NHS hospitals lose nearly 2.5 million days of care in the last five years by bed blocking as older people wait to be moved to social care, a charity has said.
Age UK found 2,431,120 bed days were lost to the NHS between June 2010 and March 2015, including 215,662 days that people were waiting for a nursing home place to become available.
The figure also includes 206,053 days they spent needing help from social care workers or district nurses before they could return to live in their own home reports Sky News.
The charity calculated that the average number of patients kept in hospital unnecessarily because social care was unavailable increased by 19.3% between 2013/14 and 2014/15, with 44% more people waiting for health and care packages at home compared with the previous year, and 32.8% more patients waiting for a place in a nursing home.
The trend is costing taxpayers a fortune, Age UK said, with £669m spent in the last five years to keep people in hospital while they wait for social care.

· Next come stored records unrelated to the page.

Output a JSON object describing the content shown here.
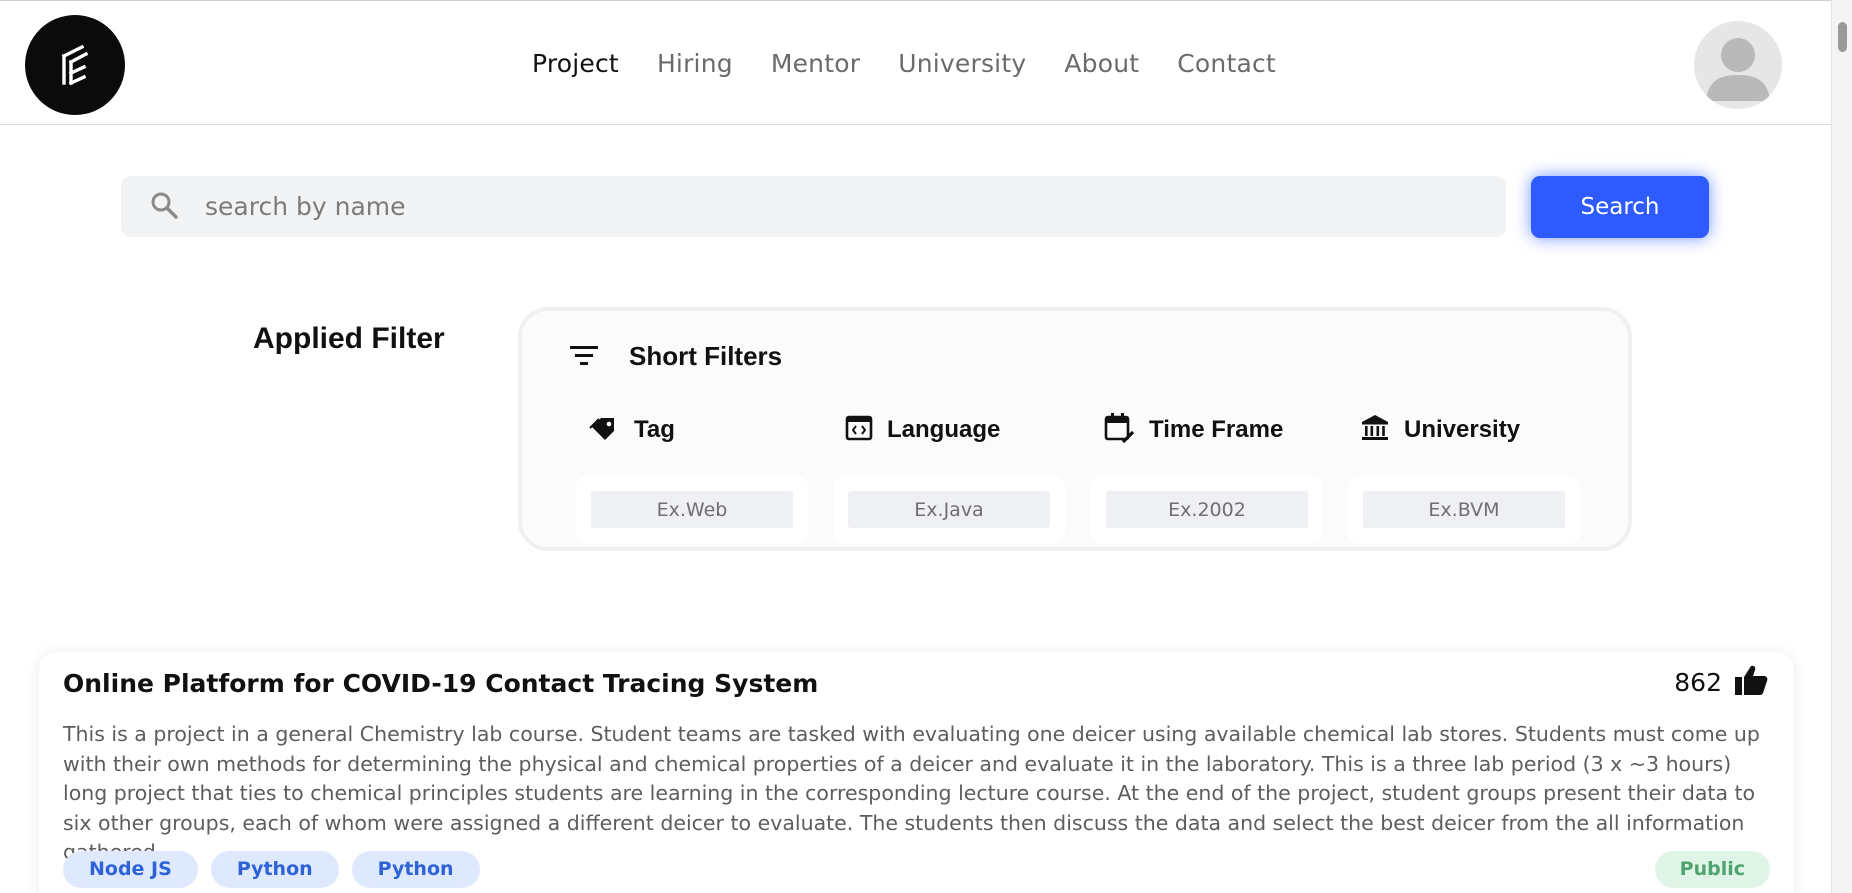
{
  "header": {
    "logo_icon": "brand-logo-icon",
    "nav": [
      {
        "label": "Project",
        "active": true
      },
      {
        "label": "Hiring",
        "active": false
      },
      {
        "label": "Mentor",
        "active": false
      },
      {
        "label": "University",
        "active": false
      },
      {
        "label": "About",
        "active": false
      },
      {
        "label": "Contact",
        "active": false
      }
    ],
    "avatar_icon": "user-avatar-icon"
  },
  "search": {
    "placeholder": "search by name",
    "value": "",
    "button_label": "Search",
    "icon": "search-icon"
  },
  "filters": {
    "applied_title": "Applied Filter",
    "panel_title": "Short Filters",
    "panel_icon": "filter-lines-icon",
    "fields": [
      {
        "label": "Tag",
        "icon": "tag-icon",
        "placeholder": "Ex.Web",
        "value": ""
      },
      {
        "label": "Language",
        "icon": "code-window-icon",
        "placeholder": "Ex.Java",
        "value": ""
      },
      {
        "label": "Time Frame",
        "icon": "calendar-edit-icon",
        "placeholder": "Ex.2002",
        "value": ""
      },
      {
        "label": "University",
        "icon": "institution-icon",
        "placeholder": "Ex.BVM",
        "value": ""
      }
    ]
  },
  "projects": [
    {
      "title": "Online Platform for COVID-19 Contact Tracing System",
      "likes": "862",
      "like_icon": "thumbs-up-icon",
      "description": "This is a project in a general Chemistry lab course. Student teams are tasked with evaluating one deicer using available chemical lab stores. Students must come up with their own methods for determining the physical and chemical properties of a deicer and evaluate it in the laboratory. This is a three lab period (3 x ~3 hours) long project that ties to chemical principles students are learning in the corresponding lecture course. At the end of the project, student groups present their data to six other groups, each of whom were assigned a different deicer to evaluate. The students then discuss the data and select the best deicer from the all information gathered.",
      "tags": [
        "Node JS",
        "Python",
        "Python"
      ],
      "visibility": "Public"
    }
  ],
  "colors": {
    "accent": "#2d5bff",
    "tag_bg": "#dfe9fd",
    "tag_text": "#2e63d8",
    "public_bg": "#e0f4e7",
    "public_text": "#4ea46f"
  }
}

The charity said that an NHS bed costs on average £1,925 a week, compared with about £558 for a week in residential care or £356 for home care based on three hours of care per day over the course of one week.
It said these waits for care and support outside hospital are happening against the backdrop of £2.4bn cuts from social care budgets for older people since 2010, mostly as a result of reduced funding for local government – meaning local authorities are finding it increasingly difficult to provide the social care people need.